The maize is first cleaned and then "conditioned", or "tempered", by soaking the kernels in water. This facilitates the separation of the seed coat and pericarp from the endosperm. Further processing consists of separating components of the grain, and grinding it into various grades.

==Cleaning and conditioning==
Cleaning and conditioning of the maize is an important step in the process and refers to the removal of foreign material and all that is not maize kernels from the to-be milled grain that lowers the quality of the product such as husk, straw, dust, sand, and everything too big or too small and lighter than a maize kernel.

It also refers to the removal of poisonous seeds, and material harmful to the milling equipment such as metal and stones. Conditioning refers to the addition of moisture to the maize to allow the bran to be peeled off in flakes during milling with plate or roller mills, allowing easy separation in a sifter and, most importantly, to add mass to the meal.

==Milling and sifting==
Following this process, milling can commence and may take several forms:
- The roller mill may be a single roller mill, double roller mill or pneumatic roller mill. In a complete maize milling plant, there are several roller mills that work together, they have different functions, the first mill mainly peeling the maize skin, the second and third will grind the maize into granular sizes, and meanwhile to get some super fine flour, and the granular sized product will go to the next mill to continue grinding.
- While grinding time, use double bin sifter or square plan sifter to sift the meal from the miller, classification and sifting more super flour. In general, the sifting used to separate the flour and bran, also separate large size and small size to ensure flour quality.

==Final product packing==
After the maize is processed, it will come out in different final products like flour and grits. They are different from their granular size. For the packing, a Full-auto Flour Packing Machine is adopted, and the flour is packed into 5 kg, 10 kg, 25 kg or 50 kg bags.

==Best quality maize==
The best quality maize meal is therefore obtained by:

De-germinating the maize prior to milling
Milling with rollers rather than hammer mills or plate mills/disc mills.
Alternatively, if the budget is small, the whole maize, after cleaning and conditioning, may be milled by means of the plate mill only and then sifted (without de-germination). A significant part of the bran and germ meal would then be sifted off, resulting in a Special Sifted meal - of lower quality than roller milled meal and higher quality than hammer milled meal.
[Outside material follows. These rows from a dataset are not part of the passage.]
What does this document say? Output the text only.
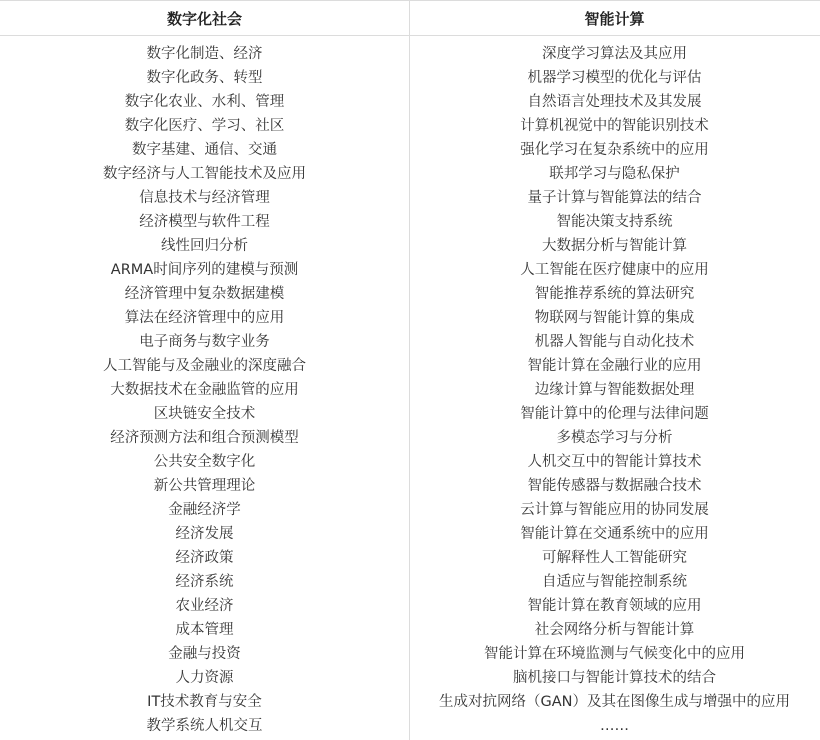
数字化社会	智能计算
数字化制造、经济
数字化政务、转型
数字化农业、水利、管理
数字化医疗、学习、社区
数字基建、通信、交通
数字经济与人工智能技术及应用
信息技术与经济管理
经济模型与软件工程
线性回归分析
ARMA时间序列的建模与预测
经济管理中复杂数据建模
算法在经济管理中的应用
电子商务与数字业务
人工智能与及金融业的深度融合
大数据技术在金融监管的应用
区块链安全技术
经济预测方法和组合预测模型
公共安全数字化
新公共管理理论
金融经济学
经济发展
经济政策
经济系统
农业经济
成本管理
金融与投资
人力资源
IT技术教育与安全
教学系统人机交互
深度学习算法及其应用
机器学习模型的优化与评估
自然语言处理技术及其发展
计算机视觉中的智能识别技术
强化学习在复杂系统中的应用
联邦学习与隐私保护
量子计算与智能算法的结合
智能决策支持系统
大数据分析与智能计算
人工智能在医疗健康中的应用
智能推荐系统的算法研究
物联网与智能计算的集成
机器人智能与自动化技术
智能计算在金融行业的应用
边缘计算与智能数据处理
智能计算中的伦理与法律问题
多模态学习与分析
人机交互中的智能计算技术
智能传感器与数据融合技术
云计算与智能应用的协同发展
智能计算在交通系统中的应用
可解释性人工智能研究
自适应与智能控制系统
智能计算在教育领域的应用
社会网络分析与智能计算
智能计算在环境监测与气候变化中的应用
脑机接口与智能计算技术的结合
生成对抗网络（GAN）及其在图像生成与增强中的应用
……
A further element of major importance is sifting. Milling and sifting, form the very essence of grain processing. The sifters in every system should be one or more of the following:

- Turbo sifters - two separation horizontally shafted with steel screens - high capacity but not sifting very fine - used in small capacity plate mill systems and as graders for samp and other primary grading after de-germinators.
- Rotary sifters - three separation horizontally shafted with nylon screens - lower capacity but very fine screening - used in small capacity plate mill systems.
- Mini plan sifters - relatively high capacity and very fine screening used as primary sifters for all mills of 1 ton per hour to 2.5 tons per hour.
- Plan sifters in various sizes and numbers of passages: Very high capacity and fine screening - used in all mills with capacity of 2.5 ton per hour and more.

Industrial type mills can be constructed over one level, two levels, three levels or more, as existing buildings determine or as practical as the solution may be. High capacity mills normally require more levels to make use of gravity in moving product between mills and sifters.

Another option is to place a small mill (500–1,000 kg/h) in a container. This is only recommended for special applications where buildings are problematic, where the mill needs to be moved from time to time to another location, where temporary power is used and where the mill is located in very remote areas.